Sementara itu, hubungan India dengan AS menjadi tegang setelah Presiden Donald Trump mengancam New Delhi dengan tarif 50% sebagai hukuman atas pembelian minyak Rusia.


Washington, yang telah mendekati India sebagai penyeimbang strategis bagi China, secara tidak sengaja mendorong kedua raksasa Asia itu semakin dekat melalui kebijakan ekonominya, kata para analis.


Rudal Agni-5 juga merupakan bagian dari strategi pertahanan India melawan rivalnya yang bersenjata nuklir, Pakistan.


Kedua negara tetangga ini terlibat dalam konflik singkat namun mematikan awal tahun ini – yang terburuk dalam beberapa dekade – dengan kedua belah pihak saling menyerang jauh ke dalam wilayah masing-masing. Konflik ini memicu upaya diplomatik internasional untuk menghentikan permusuhan antara dua negara berkekuatan nuklir yang semakin meningkat.

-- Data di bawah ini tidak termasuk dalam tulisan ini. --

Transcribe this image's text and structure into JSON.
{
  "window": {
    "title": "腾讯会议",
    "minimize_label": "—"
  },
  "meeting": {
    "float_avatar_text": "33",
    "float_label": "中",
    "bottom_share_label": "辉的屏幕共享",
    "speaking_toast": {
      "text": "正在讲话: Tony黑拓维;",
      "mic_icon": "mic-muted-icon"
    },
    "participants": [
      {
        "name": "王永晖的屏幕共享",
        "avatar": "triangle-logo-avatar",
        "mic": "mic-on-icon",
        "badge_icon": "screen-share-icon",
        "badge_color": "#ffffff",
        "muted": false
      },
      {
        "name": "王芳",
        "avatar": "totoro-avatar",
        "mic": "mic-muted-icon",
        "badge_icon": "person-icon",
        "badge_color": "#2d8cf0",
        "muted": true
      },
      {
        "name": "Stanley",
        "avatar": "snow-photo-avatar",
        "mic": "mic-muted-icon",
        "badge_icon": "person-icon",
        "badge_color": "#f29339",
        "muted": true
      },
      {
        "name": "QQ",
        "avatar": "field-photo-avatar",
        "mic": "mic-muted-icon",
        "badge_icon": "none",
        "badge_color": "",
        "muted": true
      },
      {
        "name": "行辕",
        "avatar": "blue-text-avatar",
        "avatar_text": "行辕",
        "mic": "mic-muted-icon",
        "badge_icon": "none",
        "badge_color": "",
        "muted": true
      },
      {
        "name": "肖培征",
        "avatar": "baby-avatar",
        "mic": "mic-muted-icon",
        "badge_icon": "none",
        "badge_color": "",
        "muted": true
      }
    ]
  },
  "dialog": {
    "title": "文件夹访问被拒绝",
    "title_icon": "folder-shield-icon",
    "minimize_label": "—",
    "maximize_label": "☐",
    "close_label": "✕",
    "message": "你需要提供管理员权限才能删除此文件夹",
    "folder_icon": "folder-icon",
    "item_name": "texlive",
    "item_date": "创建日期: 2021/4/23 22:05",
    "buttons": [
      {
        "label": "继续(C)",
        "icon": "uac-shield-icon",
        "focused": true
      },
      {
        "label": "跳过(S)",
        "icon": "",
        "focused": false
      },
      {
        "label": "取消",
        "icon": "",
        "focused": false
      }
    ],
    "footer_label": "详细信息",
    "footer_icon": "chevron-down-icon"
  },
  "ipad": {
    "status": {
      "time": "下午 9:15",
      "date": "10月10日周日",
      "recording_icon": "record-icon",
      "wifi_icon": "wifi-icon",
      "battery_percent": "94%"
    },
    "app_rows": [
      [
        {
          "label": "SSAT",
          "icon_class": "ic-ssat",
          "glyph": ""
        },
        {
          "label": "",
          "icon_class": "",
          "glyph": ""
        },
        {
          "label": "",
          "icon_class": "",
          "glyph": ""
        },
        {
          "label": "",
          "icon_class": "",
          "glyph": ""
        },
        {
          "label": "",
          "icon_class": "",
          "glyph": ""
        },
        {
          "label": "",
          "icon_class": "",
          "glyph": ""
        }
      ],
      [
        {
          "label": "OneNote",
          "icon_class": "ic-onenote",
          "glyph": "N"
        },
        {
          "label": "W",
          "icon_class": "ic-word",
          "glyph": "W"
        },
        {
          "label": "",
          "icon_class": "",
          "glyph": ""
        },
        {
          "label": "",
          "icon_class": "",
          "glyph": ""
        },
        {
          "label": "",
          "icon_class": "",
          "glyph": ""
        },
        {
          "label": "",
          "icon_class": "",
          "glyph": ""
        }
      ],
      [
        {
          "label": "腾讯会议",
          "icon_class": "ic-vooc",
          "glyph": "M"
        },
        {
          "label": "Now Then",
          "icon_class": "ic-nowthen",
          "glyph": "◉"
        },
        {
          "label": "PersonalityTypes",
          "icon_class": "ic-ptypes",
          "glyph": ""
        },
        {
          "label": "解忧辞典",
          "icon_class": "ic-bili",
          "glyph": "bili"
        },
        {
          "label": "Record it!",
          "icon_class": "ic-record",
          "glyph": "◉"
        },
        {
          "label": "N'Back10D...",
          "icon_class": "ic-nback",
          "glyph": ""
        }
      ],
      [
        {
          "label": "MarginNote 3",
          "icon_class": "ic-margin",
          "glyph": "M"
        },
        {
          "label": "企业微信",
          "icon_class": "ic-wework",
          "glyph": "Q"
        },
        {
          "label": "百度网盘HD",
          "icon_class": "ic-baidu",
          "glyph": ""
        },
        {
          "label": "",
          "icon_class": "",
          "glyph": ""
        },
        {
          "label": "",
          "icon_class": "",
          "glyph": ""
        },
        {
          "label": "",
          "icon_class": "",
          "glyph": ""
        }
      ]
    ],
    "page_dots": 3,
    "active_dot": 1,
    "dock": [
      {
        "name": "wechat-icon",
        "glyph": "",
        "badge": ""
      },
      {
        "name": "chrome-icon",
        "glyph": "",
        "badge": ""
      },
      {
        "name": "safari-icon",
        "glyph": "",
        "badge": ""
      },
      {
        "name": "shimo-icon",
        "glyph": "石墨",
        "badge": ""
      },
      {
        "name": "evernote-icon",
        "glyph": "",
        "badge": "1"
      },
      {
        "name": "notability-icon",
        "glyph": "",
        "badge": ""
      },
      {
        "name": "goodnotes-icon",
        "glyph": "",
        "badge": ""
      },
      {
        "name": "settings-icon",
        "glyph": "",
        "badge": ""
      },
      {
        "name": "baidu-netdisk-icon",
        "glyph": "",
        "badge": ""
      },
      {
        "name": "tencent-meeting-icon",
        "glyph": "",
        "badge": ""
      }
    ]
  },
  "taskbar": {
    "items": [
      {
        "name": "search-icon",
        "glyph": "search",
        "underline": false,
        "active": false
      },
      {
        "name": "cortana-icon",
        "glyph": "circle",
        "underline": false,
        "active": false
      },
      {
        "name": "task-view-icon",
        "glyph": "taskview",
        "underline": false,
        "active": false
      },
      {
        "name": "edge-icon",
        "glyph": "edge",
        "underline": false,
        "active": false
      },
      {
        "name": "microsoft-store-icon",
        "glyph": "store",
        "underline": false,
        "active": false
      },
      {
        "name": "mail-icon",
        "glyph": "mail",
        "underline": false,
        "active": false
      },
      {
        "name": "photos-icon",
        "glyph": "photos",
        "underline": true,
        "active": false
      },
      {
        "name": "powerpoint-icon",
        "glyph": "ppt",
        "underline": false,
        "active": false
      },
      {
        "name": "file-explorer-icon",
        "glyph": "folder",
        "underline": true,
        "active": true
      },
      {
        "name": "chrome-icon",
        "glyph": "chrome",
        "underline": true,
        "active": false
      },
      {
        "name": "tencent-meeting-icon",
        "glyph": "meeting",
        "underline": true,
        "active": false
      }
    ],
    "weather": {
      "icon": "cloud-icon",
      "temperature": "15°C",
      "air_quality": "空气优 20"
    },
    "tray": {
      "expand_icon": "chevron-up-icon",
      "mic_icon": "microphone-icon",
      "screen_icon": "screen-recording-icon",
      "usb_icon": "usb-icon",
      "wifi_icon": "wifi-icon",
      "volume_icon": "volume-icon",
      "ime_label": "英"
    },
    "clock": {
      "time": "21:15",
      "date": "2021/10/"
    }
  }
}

Perdana Menteri Pakistan Shehbaz Sharif juga diperkirakan akan berada di Tianjin untuk menghadiri pertemuan SCO. Tiongkok dan Pakistan telah mempererat hubungan dalam beberapa dekade terakhir, dengan Islamabad berpartisipasi dalam proyek infrastruktur andalan Xi, yaitu Inisiatif Sabuk dan Jalan.


China juga merupakan pemasok utama senjata ke Pakistan, menyediakan 81% senjata impor negara itu, menurut data dari SIPRI.